About Projects
==============

In most cases, a project is one script you write for one website.

* Projects are independent, but you can import another project as a module with `from projects import other_project`
* A project has 5 status: `TODO`, `STOP`, `CHECKING`, `DEBUG` and `RUNNING`
    - `TODO` - a script is just created to be written
    - `STOP` - you can mark a project as `STOP` if you want it to STOP (= =).
    - `CHECKING` - when a running project is modified, to prevent incomplete modification, project status will be set as `CHECKING` automatically.
    - `DEBUG`/`RUNNING` - these two status have no difference to spider. But it's good to mark it as `DEBUG` when it's running the first time then change it to `RUNNING` after being checked.
* The crawl rate is controlled by `rate` and `burst` with [token-bucket](http://en.wikipedia.org/wiki/Token_bucket) algorithm.
    - `rate` - how many requests in one second
    - `burst` - consider this situation, `rate/burst = 0.1/3`, it means that the spider scrawls 1 page every 10 seconds. All tasks are finished, project is checking last updated items every minute. Assume that 3 new items are found, pyspider will "burst" and crawl 3 tasks without waiting 3*10 seconds. However, the fourth task needs wait 10 seconds.
* To delete a project, set `group` to `delete` and status to `STOP`, wait 24 hours.


`on_finished` callback
--------------------
You can override `on_finished` method in the project, the method would be triggered when the task_queue goes to 0.
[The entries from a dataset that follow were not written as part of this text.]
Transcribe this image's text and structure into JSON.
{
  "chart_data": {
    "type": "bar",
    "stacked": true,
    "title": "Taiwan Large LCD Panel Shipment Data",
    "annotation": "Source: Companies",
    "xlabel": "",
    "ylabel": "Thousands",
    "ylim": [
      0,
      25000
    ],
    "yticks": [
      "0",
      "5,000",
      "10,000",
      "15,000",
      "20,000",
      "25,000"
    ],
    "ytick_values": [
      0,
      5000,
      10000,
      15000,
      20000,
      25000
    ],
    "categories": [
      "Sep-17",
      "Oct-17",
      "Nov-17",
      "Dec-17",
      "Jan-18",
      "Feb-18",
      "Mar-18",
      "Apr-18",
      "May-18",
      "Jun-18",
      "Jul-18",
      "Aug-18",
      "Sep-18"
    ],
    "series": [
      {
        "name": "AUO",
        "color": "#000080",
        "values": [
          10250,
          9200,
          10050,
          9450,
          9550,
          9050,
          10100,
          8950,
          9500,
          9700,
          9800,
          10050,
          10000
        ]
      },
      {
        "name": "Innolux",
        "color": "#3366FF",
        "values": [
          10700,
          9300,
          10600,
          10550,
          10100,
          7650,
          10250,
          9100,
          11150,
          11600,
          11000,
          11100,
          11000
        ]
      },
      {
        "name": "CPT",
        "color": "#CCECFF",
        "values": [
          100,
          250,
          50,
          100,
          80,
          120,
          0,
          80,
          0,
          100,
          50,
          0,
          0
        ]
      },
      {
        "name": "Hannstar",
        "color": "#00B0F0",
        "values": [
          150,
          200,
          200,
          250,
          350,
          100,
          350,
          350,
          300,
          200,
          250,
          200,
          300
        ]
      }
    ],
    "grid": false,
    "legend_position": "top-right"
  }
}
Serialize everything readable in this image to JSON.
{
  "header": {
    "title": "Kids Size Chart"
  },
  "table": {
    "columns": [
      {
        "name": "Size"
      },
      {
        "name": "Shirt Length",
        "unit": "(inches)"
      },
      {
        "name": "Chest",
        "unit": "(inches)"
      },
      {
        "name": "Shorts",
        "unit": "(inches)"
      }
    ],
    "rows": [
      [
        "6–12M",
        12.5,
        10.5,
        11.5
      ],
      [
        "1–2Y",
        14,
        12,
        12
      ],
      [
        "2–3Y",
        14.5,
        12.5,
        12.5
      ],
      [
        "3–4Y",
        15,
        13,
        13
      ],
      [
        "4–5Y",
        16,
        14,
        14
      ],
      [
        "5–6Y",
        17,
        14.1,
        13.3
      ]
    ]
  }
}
Example 1: When you start a project to crawl a website with 100 pages, the `on_finished` callback will be fired when 100 pages are successfully crawled or failed after retries.

Example 2: A project with `auto_recrawl` tasks will **NEVER** trigger the `on_finished` callback, because time queue will never become 0 when there are auto_recrawl tasks in it.

Example 3: A project with `@every` decorated method will trigger the `on_finished` callback every time when the newly submitted tasks are finished.